August 2021 – Issue 29
The Ups and Downs of Sciatica
Sciatica is one of the toughest injuries that we see. It tends to end up becoming chronic, whether or not your sciatica starts from your low back or from your piriformis muscle being tight on the nerve, which will cause the sciatic symptoms down your leg. This is especially the case if it’s not taken care of pretty quickly. One of the things you want to do when you first start to feel it coming on is immediately go into your exercises. These are typically flexion-based or extension-based exercises, commonly referred to as McKenzie exercises.
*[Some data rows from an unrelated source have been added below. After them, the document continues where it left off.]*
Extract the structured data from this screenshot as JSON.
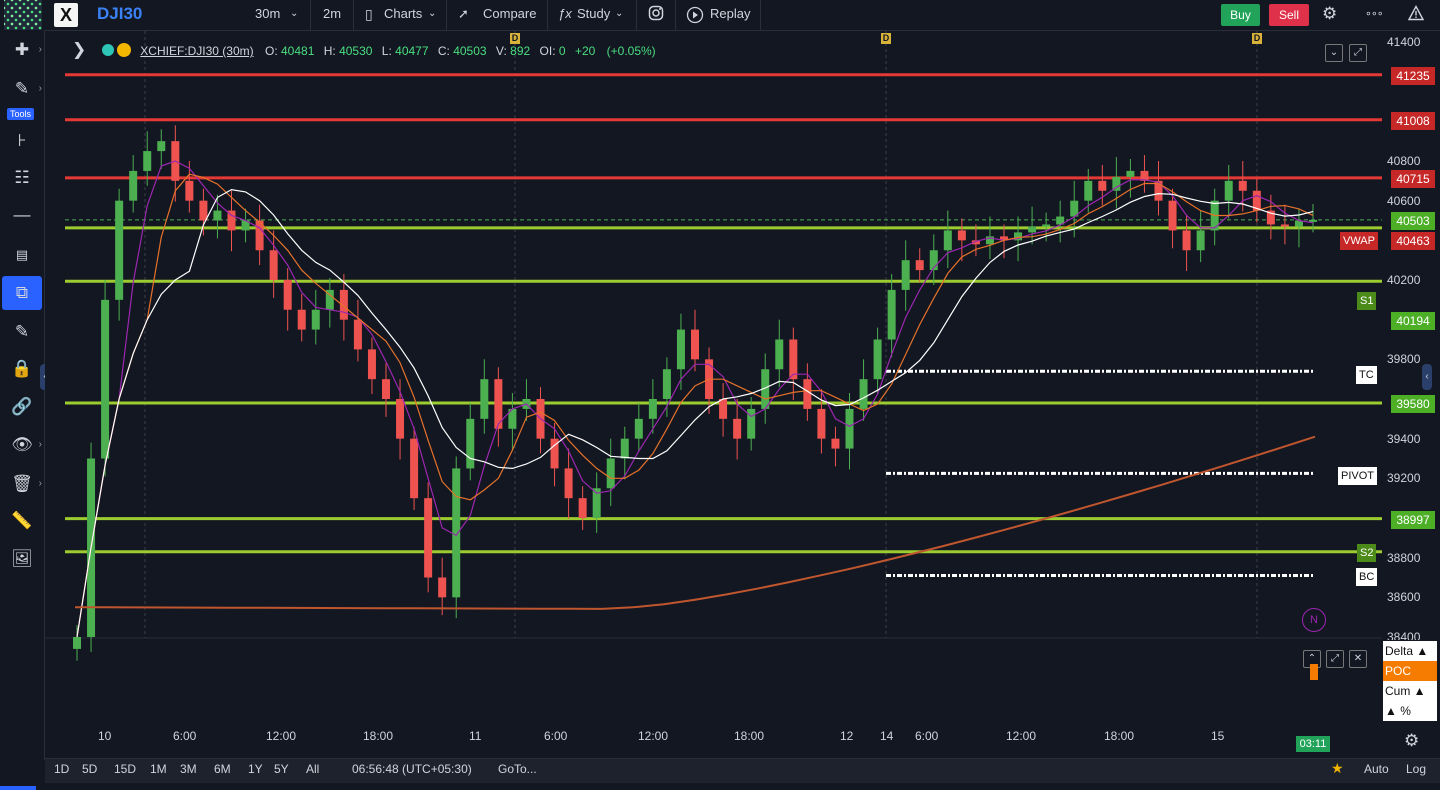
{
  "topbar": {
    "symbol": "DJI30",
    "interval": "30m",
    "interval2": "2m",
    "charts_label": "Charts",
    "compare_label": "Compare",
    "study_label": "Study",
    "replay_label": "Replay",
    "buy_label": "Buy",
    "sell_label": "Sell",
    "more_label": "∘∘∘"
  },
  "tools": {
    "tools_label": "Tools"
  },
  "legend": {
    "title": "XCHIEF:DJI30 (30m)",
    "o_label": "O:",
    "o": "40481",
    "h_label": "H:",
    "h": "40530",
    "l_label": "L:",
    "l": "40477",
    "c_label": "C:",
    "c": "40503",
    "v_label": "V:",
    "v": "892",
    "oi_label": "OI:",
    "oi": "0",
    "change": "+20",
    "change_pct": "(+0.05%)"
  },
  "price_axis": {
    "ticks": [
      "41400",
      "40800",
      "40600",
      "40200",
      "39800",
      "39400",
      "39200",
      "38800",
      "38600",
      "38400"
    ],
    "tag_41235": "41235",
    "tag_41008": "41008",
    "tag_40715": "40715",
    "tag_40503": "40503",
    "tag_40463": "40463",
    "tag_40194": "40194",
    "tag_39580": "39580",
    "tag_38997": "38997"
  },
  "chart_tags": {
    "vwap": "VWAP",
    "s1": "S1",
    "s2": "S2",
    "tc": "TC",
    "pivot": "PIVOT",
    "bc": "BC",
    "n": "N",
    "d": "D"
  },
  "time_axis": {
    "labels": [
      "10",
      "6:00",
      "12:00",
      "18:00",
      "11",
      "6:00",
      "12:00",
      "18:00",
      "12",
      "14",
      "6:00",
      "12:00",
      "18:00",
      "15"
    ],
    "countdown": "03:11"
  },
  "volume_panel": {
    "delta": "Delta ▲",
    "poc": "POC",
    "cum": "Cum ▲",
    "pct": "▲ %"
  },
  "bottombar": {
    "ranges": [
      "1D",
      "5D",
      "15D",
      "1M",
      "3M",
      "6M",
      "1Y",
      "5Y",
      "All"
    ],
    "clock": "06:56:48 (UTC+05:30)",
    "goto": "GoTo...",
    "auto": "Auto",
    "log": "Log"
  },
  "colors": {
    "bull": "#4caf50",
    "bear": "#ef5350",
    "resistance": "#e53935",
    "support": "#9ccc2f",
    "ma_white": "#ffffff",
    "ma_purple": "#9c27b0",
    "ma_orange": "#e6722a",
    "accent": "#2962ff"
  },
  "chart_data": {
    "type": "candlestick",
    "symbol": "XCHIEF:DJI30 (30m)",
    "ylim": [
      38400,
      41400
    ],
    "horizontal_levels": [
      {
        "value": 41235,
        "color": "red"
      },
      {
        "value": 41008,
        "color": "red"
      },
      {
        "value": 40715,
        "color": "red"
      },
      {
        "value": 40463,
        "label": "VWAP",
        "color": "green"
      },
      {
        "value": 40194,
        "label": "S1",
        "color": "green"
      },
      {
        "value": 39580,
        "color": "green"
      },
      {
        "value": 38997,
        "color": "green"
      },
      {
        "value": 38830,
        "label": "S2",
        "color": "green"
      }
    ],
    "pivot_levels": [
      {
        "label": "TC",
        "value": 39740
      },
      {
        "label": "PIVOT",
        "value": 39225
      },
      {
        "label": "BC",
        "value": 38710
      }
    ],
    "last_price": 40503,
    "closes": [
      38400,
      39300,
      40100,
      40600,
      40750,
      40850,
      40900,
      40700,
      40600,
      40500,
      40550,
      40450,
      40500,
      40350,
      40200,
      40050,
      39950,
      40050,
      40150,
      40000,
      39850,
      39700,
      39600,
      39400,
      39100,
      38700,
      38600,
      39250,
      39500,
      39700,
      39450,
      39550,
      39600,
      39400,
      39250,
      39100,
      39000,
      39150,
      39300,
      39400,
      39500,
      39600,
      39750,
      39950,
      39800,
      39600,
      39500,
      39400,
      39550,
      39750,
      39900,
      39700,
      39550,
      39400,
      39350,
      39550,
      39700,
      39900,
      40150,
      40300,
      40250,
      40350,
      40450,
      40400,
      40380,
      40420,
      40400,
      40440,
      40470,
      40480,
      40520,
      40600,
      40700,
      40650,
      40720,
      40750,
      40700,
      40600,
      40450,
      40350,
      40450,
      40600,
      40700,
      40650,
      40550,
      40480,
      40470,
      40500,
      40503
    ]
  }
}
You want to get into these, stretching out your piriformis muscle so it doesn’t get tight. Even doing some foam rolling massaging into the low back is a big help. If your symptoms don’t resolve after doing a couple days of these exercises, then it’s a good idea to get in with your physical therapist. This will give you in-depth, personalized manual therapy through your low back and hip. You’d also receive massage through the muscles, so that things don’t progress further. If it’s not addressed early and it progresses, that’s when it gets bad and becomes a greater issue. If you attack it quickly, it tends to relax faster and then you don’t have the issues.
Some of the other big things to really work on with sciatica are good core strengthening and a stretching program. This isn’t something you have to do every single day, but a couple times a week. This activates your core muscles and stretches out your hip and low back, so that you can stay on top of it. With any type of exercise, the more you do it, the better it becomes and you don’t end up having big flare ups!